In reading the non-rules, AAPS noted 27 occurrences of the word “require,” 16 of the word “must,” and 0 of words such as “suggest,” “recommend,” or “optional.” And with or without guidelines, it is clear that HCFA intends to base penalties on what is (or is not) in the medical record: “If it isn’t documented, it wasn’t done.”

In other words, reality is judged by the medical record; in HCFA’s view, the medical record is reality.

For now, the 1997 guidelines are on the “scrapheap,” said President Elect Nancy Dickey, M.D., in her closing statement, although physicians may use them if they choose.

The next few months will be critical times as the CPT Editorial Panel and the AMA House of Delegates meet. The perception may be that these entities speak for all physicians, not just the 31% who are AMA members.

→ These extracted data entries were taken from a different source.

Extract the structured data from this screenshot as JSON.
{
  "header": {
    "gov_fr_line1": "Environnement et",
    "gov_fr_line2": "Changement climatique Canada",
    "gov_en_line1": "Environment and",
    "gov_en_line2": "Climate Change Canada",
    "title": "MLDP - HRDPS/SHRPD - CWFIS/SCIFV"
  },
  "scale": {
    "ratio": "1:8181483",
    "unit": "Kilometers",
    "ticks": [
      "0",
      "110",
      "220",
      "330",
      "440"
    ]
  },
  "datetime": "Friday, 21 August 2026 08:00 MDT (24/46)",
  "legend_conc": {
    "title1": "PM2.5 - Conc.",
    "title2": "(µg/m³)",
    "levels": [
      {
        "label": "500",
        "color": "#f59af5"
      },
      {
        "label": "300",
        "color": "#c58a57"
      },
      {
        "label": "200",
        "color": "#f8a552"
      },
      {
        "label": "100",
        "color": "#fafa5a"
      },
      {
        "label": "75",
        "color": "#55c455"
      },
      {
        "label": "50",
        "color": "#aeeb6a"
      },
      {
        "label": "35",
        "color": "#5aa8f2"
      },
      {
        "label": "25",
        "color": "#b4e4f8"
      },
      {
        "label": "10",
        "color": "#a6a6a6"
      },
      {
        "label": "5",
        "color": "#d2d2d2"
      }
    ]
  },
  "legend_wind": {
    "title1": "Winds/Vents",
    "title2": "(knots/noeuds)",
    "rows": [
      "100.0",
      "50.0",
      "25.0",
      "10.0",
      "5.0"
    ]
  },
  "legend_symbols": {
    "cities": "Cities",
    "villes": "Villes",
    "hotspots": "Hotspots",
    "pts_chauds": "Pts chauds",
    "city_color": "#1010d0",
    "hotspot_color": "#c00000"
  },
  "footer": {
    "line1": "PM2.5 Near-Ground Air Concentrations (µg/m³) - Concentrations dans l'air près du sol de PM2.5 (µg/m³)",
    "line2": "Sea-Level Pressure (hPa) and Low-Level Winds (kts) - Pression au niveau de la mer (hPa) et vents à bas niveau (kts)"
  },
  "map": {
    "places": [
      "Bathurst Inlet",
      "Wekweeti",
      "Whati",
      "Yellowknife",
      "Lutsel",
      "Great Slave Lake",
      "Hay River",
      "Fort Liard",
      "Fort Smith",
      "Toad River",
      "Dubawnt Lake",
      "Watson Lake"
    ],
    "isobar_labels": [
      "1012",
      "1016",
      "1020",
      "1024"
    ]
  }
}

At the fly-in, AAPS distributed the resolution on p. 2 as a recommendation for criteria that any “guidelines” acceptable to independent professionals would have to meet.

Remarks by Drs. Wootton and Dickey and a copy of Ms. DeParle’s letter are available on the AMA web site:

http://www.ama-assn.org/emupdate/flyin/start.htm . A catalog of the AMA’s CPT-related products can be obtained by calling (800)621-8335. A transcript of remarks made during the general comment session, AAPS correspondence with Drs. Reardon and Segal, and results of the AAPS survey (including comments) are posted at http://www.aapsonline.org.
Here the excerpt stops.